The great majority of patients who undergo cryotherapy will have an uneventful post-procedure course and will not encounter any complications. Having treated over 400 patients with ear keloids and most with multiple ear keloids, the author has encountered only a handful of cases of postcryotherapy infections. Most of these patients do very well with oral antibiotics such as sulfamethoxazole/trimethoprim (Bactrim) or ciprofloxacin. Two patients, one with a massive ear keloid, and one with a semi-massive ear keloid needed to receive intravenous antibiotics for a few days (as outpatient) for treatment of locally advanced infections.

Follow-up after cryotherapy

Although we can successfully debulk and remove almost all primary ear keloids with cryotherapy, there is a clear need for follow-up in all patients in order to detect and treat early recurrences.

The goal of cryotherapy in the settings of nodular and tumoral keloids is to achieve total ablation of the keloid tissue. In instances where total ablation is achieved, and the underlying ear tissue/earlobe is totally free of any keloid tissue, the author stops all treatments and advises his patients to simply monitor their ears and report back immediately if they notice any signs of recurrence.

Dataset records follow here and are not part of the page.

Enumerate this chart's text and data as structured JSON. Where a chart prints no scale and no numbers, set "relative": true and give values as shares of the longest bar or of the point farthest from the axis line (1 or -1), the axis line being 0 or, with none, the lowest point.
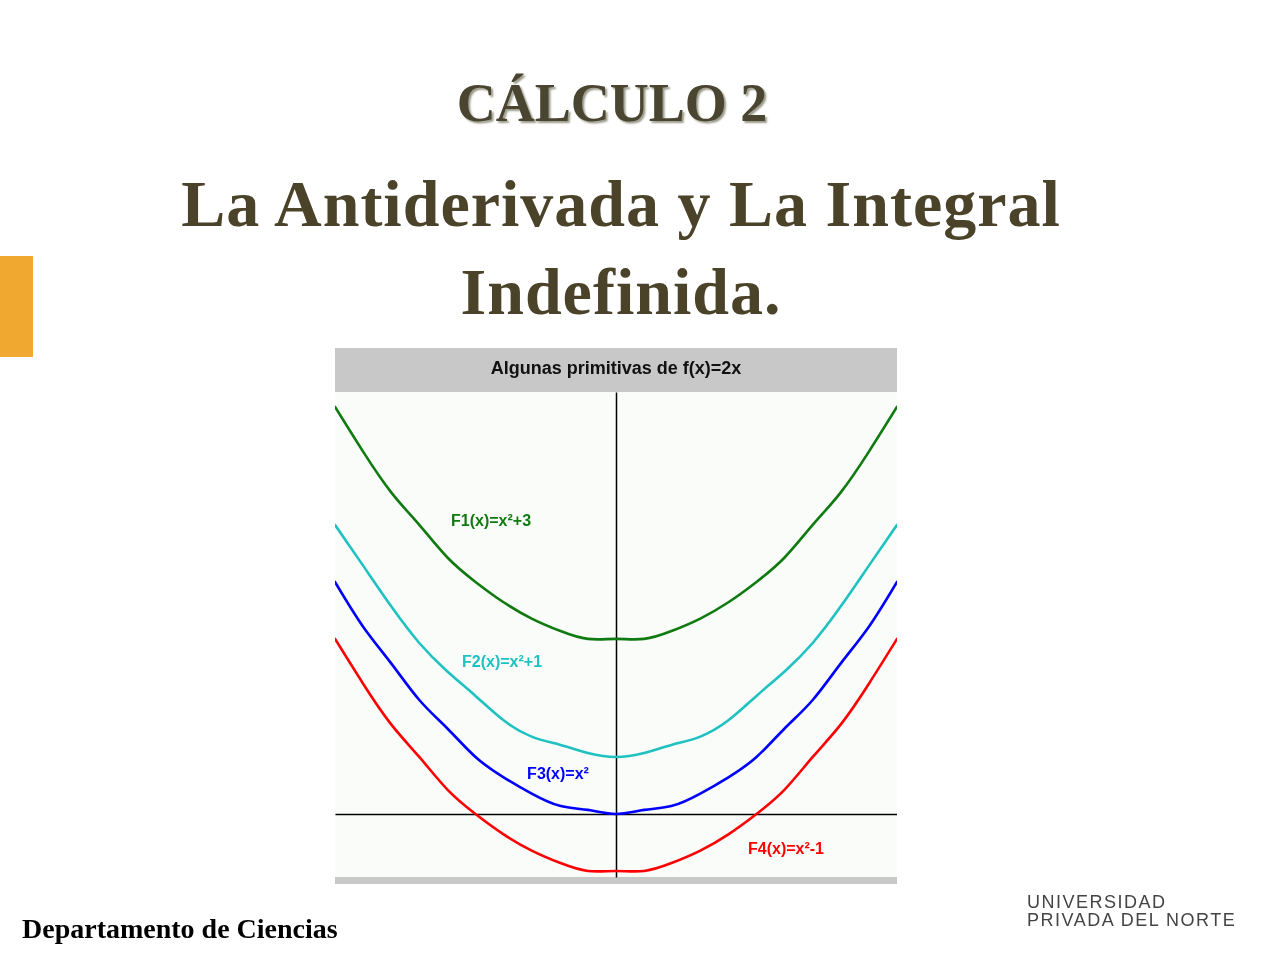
{
  "chart_data": {
    "type": "line",
    "title": "Algunas primitivas de f(x)=2x",
    "relative": true,
    "categories": [
      null,
      null,
      null,
      null,
      null,
      null,
      null,
      null,
      null,
      null,
      null,
      null,
      null,
      null,
      null,
      null,
      null,
      null,
      null,
      null,
      null
    ],
    "series": [
      {
        "name": "F1(x)=x²+3",
        "color": "#0f7a0f",
        "values": [
          1,
          0.89,
          0.79,
          0.71,
          0.63,
          0.57,
          0.52,
          0.48,
          0.45,
          0.43,
          0.43,
          0.43,
          0.45,
          0.48,
          0.52,
          0.57,
          0.63,
          0.71,
          0.79,
          0.89,
          1
        ]
      },
      {
        "name": "F2(x)=x²+1",
        "color": "#1fc1c1",
        "values": [
          0.71,
          0.61,
          0.51,
          0.42,
          0.35,
          0.29,
          0.23,
          0.19,
          0.17,
          0.15,
          0.14,
          0.15,
          0.17,
          0.19,
          0.23,
          0.29,
          0.35,
          0.42,
          0.51,
          0.61,
          0.71
        ]
      },
      {
        "name": "F3(x)=x²",
        "color": "#0000ff",
        "values": [
          0.57,
          0.46,
          0.37,
          0.28,
          0.21,
          0.14,
          0.09,
          0.05,
          0.02,
          0.01,
          0,
          0.01,
          0.02,
          0.05,
          0.09,
          0.14,
          0.21,
          0.28,
          0.37,
          0.46,
          0.57
        ]
      },
      {
        "name": "F4(x)=x²-1",
        "color": "#ff0000",
        "values": [
          0.43,
          0.32,
          0.22,
          0.14,
          0.06,
          0,
          -0.05,
          -0.09,
          -0.12,
          -0.14,
          -0.14,
          -0.14,
          -0.12,
          -0.09,
          -0.05,
          0,
          0.06,
          0.14,
          0.22,
          0.32,
          0.43
        ]
      }
    ],
    "annotations": [
      "CÁLCULO 2",
      "La Antiderivada y La Integral Indefinida.",
      "Departamento de Ciencias",
      "UNIVERSIDAD PRIVADA DEL NORTE"
    ]
  }
}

  1. Allington HV, Liquid nitrogen in the treatment of skin diseases. Calif Med. 1950 Mar;72(3):153-5.
  2. Muti E, Ponzio E. Cryotherapy in the treatment of keloids. Ann Plast Surg. 1983 Sep;11(3):227-32.
  3. Rusciani L, Rossi G, Bono. Use of cryotherapy in the treatment of keloids. R J Dermatol Surg Oncol. 1993 Jun;19(6):529-34.
  4. Package Insert – Exparel®.
  5. Miyahara H1, Sato T, Yoshino K. Radiation-induced cancers of the head and neck region. Acta Otolaryngol Suppl. 1998;533:60-4.
  6. Ron E. Cancer risks from medical radiation. Health Phys. 2003 Jul;85(1):47-59.